Anti-illicit enforcement would be made difficult by the fact that products required for e-cigarette use can be reduced to components which, individually, authorities may not be able or want to restrict. For example, it seems clear that governments would not want to place any specific restrictions on the batteries or clearomisers which form part of a vaper’s overall arsenal.
As is currently the case, widespread restriction on nicotine liquid, is a more likely candidate, which illustrates the potential quagmire. Banning the use of nicotine liquids would leave refusenik e-cigarette users with a range of options each more difficult to police than the next. These include buying illegally, as they now purchase legally, pre-flavoured nicotine liquid. Consumers could also purchase liquid flavouring (food flavouring) legally and ready-to-mix unflavoured nicotine solutions (illegally).
Finally, an e-cigarette user could purchase pure nicotine (again illegally) and mix their own solutions. For the average vaper, 10 grammes of nicotine constitutes a year’s supply, a quantity of such physical insubstantiality that it puts the easily transportable and often undetectable nature of cigarettes in the ha’penny place. The volume involved would make enforcement of a nicotine ban extremely problematic while there are clear public health dangers to the clandestine distribution of unadulterated nicotine.

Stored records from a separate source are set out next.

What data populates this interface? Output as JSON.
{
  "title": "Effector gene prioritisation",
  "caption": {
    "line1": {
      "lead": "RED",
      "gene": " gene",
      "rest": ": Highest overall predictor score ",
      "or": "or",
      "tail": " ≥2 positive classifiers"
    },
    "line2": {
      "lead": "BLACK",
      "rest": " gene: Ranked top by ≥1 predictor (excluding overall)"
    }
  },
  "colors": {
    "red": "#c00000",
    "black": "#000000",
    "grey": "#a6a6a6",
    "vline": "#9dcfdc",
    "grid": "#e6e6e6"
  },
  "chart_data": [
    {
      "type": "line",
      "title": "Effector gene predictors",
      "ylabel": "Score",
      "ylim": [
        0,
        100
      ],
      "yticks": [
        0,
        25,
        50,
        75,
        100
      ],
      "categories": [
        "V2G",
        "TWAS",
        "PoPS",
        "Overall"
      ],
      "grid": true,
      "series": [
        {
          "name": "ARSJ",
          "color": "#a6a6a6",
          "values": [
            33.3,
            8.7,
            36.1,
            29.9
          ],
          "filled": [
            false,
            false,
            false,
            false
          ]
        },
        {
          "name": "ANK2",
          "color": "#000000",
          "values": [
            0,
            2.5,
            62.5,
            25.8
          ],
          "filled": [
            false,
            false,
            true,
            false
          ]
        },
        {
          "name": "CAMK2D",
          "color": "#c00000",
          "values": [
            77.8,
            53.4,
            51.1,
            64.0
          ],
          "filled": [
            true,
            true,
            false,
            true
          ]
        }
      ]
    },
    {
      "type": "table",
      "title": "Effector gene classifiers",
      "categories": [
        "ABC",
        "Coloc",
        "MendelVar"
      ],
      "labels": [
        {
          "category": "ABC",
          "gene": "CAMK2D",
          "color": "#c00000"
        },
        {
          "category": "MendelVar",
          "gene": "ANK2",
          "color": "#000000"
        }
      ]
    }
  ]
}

In short, restrictions on the availability of products for which consumer demand is surging, the manufacture of which is concentrated in China and the distribution of which is concentrated online is leading to an emergent black market in e-cigarette products and nicotine liquid in these markets. As demand grows and restrictions and taxation increases, this phenomenon is likely to become a substantial challenge for authorities, as well as the e-cigarette and tobacco industries.